Данила уже знал, что многие московские улицы и храмы имеют по два названия. Ту же Ильинку многие звали еще Дмитровкой, а Покровский собор — собором Василия Блаженного.

— И что, многие про тот ход уже проведали? — продолжал допрос Башмаков.

— Почем мне знать. Только не у всех смелости хватает тем ходом лазить, в нем нечистая сила водится.

— Под собором — нечистая сила? — удивился дьяк.

— Поодиночке там уж не ходят, боятся. Беси и черти, бывает, такую возню подымают, так визжат — кровь в жилах застывает, сам как-то слышал…

Данила и расхохотался, а следом за ним — Богдаш.

— Тише вы, жеребцы стоялые, — призвал к порядку дьяк. — Что, Сарыч, пойдем через соборные подклеты?

— А не пойдем, — тут же отвечал загадочный помощник. — Мало ли на какую сволочь там наткнемся. А с нами — пленный. И терять его нельзя. Может статься, и другой пленный еще жив. Через Успенский собор выходить будем.

— Будь по-твоему… — Дьяк задумался. — Данила, Богдан, потом сходите гляньте — жив он там на лестнице, помер, или вдруг его утащили, на что надежды мало, не таковы они… И ты, Соболев, когда думать будешь, что на допросах рассказывать, знай: тебя раненого вряд ли вытаскивать бы стали, а статочно — прикололи, чтоб лишнего не наболтал. Настасья, выводи нас отсюда…

Настасья, взяв факел, опять повела подземными переходами. За ней шел Богдаш — случайно ли рядом оказался? — а далее Данила и придержавший его за рукав, чтобы поговорить, Башмаков; Стенька вел Соболева, замыкал Сарыч.

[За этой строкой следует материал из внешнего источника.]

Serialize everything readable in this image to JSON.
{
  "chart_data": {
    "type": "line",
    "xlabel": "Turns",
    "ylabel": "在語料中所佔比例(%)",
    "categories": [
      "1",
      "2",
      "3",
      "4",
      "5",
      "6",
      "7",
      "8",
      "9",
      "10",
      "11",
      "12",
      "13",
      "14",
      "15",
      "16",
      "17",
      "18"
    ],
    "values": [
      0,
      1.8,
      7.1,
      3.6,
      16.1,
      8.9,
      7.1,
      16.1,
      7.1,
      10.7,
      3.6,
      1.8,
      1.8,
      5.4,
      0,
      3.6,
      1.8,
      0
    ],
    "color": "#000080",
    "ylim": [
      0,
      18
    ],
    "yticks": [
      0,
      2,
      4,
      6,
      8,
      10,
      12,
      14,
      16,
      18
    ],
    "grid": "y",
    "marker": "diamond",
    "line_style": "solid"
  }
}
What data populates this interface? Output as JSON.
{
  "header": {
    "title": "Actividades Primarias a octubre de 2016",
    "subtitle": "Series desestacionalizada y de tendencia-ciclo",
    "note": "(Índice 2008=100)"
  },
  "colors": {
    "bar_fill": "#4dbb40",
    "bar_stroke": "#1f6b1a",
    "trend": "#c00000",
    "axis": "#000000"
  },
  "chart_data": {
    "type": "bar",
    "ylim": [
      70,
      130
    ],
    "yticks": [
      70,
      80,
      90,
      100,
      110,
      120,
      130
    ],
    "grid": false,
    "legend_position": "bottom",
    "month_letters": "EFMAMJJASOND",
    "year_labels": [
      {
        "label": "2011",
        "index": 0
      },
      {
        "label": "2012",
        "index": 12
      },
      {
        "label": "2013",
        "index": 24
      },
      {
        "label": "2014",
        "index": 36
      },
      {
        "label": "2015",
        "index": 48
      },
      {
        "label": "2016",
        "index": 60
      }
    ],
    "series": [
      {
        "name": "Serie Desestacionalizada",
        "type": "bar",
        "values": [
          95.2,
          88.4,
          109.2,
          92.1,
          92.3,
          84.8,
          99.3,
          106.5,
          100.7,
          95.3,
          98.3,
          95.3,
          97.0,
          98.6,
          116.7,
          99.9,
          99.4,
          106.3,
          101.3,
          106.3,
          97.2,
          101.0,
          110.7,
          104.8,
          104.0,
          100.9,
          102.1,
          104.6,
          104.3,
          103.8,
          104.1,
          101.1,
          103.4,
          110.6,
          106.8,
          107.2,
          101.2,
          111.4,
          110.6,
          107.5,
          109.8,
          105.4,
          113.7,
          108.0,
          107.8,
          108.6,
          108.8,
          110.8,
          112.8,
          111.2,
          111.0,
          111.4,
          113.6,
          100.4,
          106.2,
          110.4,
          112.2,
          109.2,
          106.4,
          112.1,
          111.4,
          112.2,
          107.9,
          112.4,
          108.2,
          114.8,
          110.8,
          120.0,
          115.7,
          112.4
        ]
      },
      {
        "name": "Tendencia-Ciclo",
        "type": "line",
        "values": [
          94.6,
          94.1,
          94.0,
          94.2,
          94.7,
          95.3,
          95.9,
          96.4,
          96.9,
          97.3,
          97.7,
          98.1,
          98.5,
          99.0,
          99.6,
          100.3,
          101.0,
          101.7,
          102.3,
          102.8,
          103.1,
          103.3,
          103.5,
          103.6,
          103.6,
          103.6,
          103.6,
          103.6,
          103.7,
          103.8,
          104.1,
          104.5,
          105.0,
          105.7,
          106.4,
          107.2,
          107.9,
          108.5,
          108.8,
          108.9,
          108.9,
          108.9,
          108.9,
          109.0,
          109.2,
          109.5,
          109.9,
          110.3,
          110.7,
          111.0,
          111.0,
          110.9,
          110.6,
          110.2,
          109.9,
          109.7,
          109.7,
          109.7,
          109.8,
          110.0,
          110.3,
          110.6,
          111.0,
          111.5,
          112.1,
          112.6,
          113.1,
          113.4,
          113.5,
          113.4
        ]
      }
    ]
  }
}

— Ну, радуйся, прав ты оказался насчет Бахтияра, — сказал дьяк. — Ну-ка, догадайся, что там у Бахтияра с налетчиками произошло!

— С Бахтияром, как видно, было так. Он, следя за Обнорским, попал под Кремль тем ходом, которым лазили налетчики, что от самых нижних подклетов собора, — начал Данила. — И там он обнаружил кого-то из работников, что фальшивую монету чеканили. Сдается, его звали Епишкой — Епишку молотобоец поминал… Тот человек имел при себе набитый кошель и вышел не обычным ходом, а через колодец — видать, боялся, что при нем тот кошель сыщут. Бахтияр, видать, либо оглушил его посохом и забрал кошель для доказательства, либо как-то исхитрился допросить. И тут, на его беду, появились людишки Обнорского вместе с княжичем. Он почему-то не смог попасть в тот ход, что к собору, и полез черт знает куда, к Благовещенской башне, а они — за ним. И миновали башню, и они его нагнали уже у тайника Водовзводной башни. Может статься, у него у самого был нож, и он тем ножом отбивался. Княжич метнул в него джерид, перебил ему жилу — и тут-то Бахтияр, упустив посох, вывалился в барсучью дыру. А налетчики за ним не полезли — побоялись. Потом уж, когда мы там перестали галдеть и вопить вокруг мертвого тела, они изнутри нагромоздили земли и дыру забили. Только не знали, что Бахтияр за кусты хватался, иные почти выдернул. Только по тому, что они потом вянуть стали, и можно было найти место, где дыра.